Sekitar 720 pelanggan atau 11 persen lainnya datang ke loket, lalu mempertanyakan kenaikan. Kemudian menyesalkan kenaikan dilakukan tanpa melakukan ssialisasi secara besar-besaran, namun tetap membayar.
“Di sini, kami menyimpulkan bahwa, sosialisasi paling efektif memang ketika kita bertemu langsung dengan pelanggan,” tambahnya.
Sisanya, sekitar 15 persen menurut Sonny datang, namun kembali lagi karena tidak membawa uang cukup untuk membayar tagihan. Walaupun pada akhirnya mereka tetap melakukan pembayaran.
14 Persen Pelanggan Tidak Membayar Tagihan
Dari seluruh pelanggan Perumda Tirtawening, Sonny mengatakan ada sekitar 14 persen, atau sekitar 19 ribu pelanggan yang tidak membayar tagihan selama dua tahun.
“Mereka ini, merupakan pelanggan yang tidak membayar tagihan, meskipun tarif naik, turun atau tetap. Sementara dari hasil survei, ada pelanggan yang telat bayar sebanyak 1 persen, karena mereka tidak mengetahui kenaikan. Namun, pada akhirnya mereka tetap membayar,” bebernya.
Sonny mengakui, untuk sementara, evaluasi yang bisa dilakukan olehnya baru tahap pengamatan survei langsung di lapangan.

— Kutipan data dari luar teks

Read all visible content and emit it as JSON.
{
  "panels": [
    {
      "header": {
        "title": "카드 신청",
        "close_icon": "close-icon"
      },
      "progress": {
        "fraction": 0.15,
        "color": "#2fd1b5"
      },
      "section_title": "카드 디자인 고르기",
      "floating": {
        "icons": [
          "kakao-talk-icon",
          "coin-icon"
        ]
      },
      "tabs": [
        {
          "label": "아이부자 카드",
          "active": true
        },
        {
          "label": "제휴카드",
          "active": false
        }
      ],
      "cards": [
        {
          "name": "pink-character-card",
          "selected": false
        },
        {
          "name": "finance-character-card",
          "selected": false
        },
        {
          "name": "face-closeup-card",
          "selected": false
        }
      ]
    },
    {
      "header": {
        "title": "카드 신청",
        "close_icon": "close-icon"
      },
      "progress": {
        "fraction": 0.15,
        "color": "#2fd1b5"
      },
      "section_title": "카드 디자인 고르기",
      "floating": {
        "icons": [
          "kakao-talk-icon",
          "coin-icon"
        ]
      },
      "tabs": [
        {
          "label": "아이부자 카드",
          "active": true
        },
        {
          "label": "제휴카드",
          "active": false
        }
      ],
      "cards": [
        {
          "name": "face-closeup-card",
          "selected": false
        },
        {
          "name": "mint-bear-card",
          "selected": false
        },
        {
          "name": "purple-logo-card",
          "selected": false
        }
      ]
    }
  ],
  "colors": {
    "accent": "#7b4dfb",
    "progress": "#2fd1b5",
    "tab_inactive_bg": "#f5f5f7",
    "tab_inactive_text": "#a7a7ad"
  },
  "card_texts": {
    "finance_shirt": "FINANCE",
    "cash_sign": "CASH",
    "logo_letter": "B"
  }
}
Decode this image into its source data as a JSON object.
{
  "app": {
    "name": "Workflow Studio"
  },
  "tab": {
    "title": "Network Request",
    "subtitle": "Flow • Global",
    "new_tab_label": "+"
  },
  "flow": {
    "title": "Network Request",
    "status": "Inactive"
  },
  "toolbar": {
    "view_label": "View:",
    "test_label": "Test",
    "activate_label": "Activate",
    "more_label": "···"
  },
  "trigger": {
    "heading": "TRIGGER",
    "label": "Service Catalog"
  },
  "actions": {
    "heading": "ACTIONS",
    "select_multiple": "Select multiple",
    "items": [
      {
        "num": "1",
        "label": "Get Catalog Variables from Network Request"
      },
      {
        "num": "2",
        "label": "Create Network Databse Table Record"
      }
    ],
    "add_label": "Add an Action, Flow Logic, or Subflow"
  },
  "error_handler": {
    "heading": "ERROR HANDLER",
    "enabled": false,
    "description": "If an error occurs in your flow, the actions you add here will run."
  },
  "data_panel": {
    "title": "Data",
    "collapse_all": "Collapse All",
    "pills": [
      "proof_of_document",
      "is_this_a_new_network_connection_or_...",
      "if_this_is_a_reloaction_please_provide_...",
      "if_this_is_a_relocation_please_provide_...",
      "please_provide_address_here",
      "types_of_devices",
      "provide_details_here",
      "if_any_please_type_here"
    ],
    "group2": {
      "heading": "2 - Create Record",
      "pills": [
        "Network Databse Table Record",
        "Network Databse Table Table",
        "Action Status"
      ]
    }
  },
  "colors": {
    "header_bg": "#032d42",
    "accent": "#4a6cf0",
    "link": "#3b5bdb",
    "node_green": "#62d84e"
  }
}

Selain survei langsung ke pelanggan, Sonny mengakui memang ada beberapa keluhan yang disampikan warga melalui media sosial. Namun ketika yang bersangkutan diminta nomor pelanggan, mereka tidak memberikan.
“Kalau tidak memberikan nomor pelanggan, kami menganggap mereka memang bukan pelanggan kami,” tegasnya.
Untuk itu, Sonny menegaskan, keluhan yang disampaikan lewat media ssosial memang akan dipertimbangkan. Namun, pihaknya jelas menganggap kondisi di lapangan merupakan yang paling nyata.
Pada akhirnya, apapun keputusan Wali Kota sebagai pimpinan, Sonny mengatakan pihaknya tetap akan menghormati keputusan tersebut.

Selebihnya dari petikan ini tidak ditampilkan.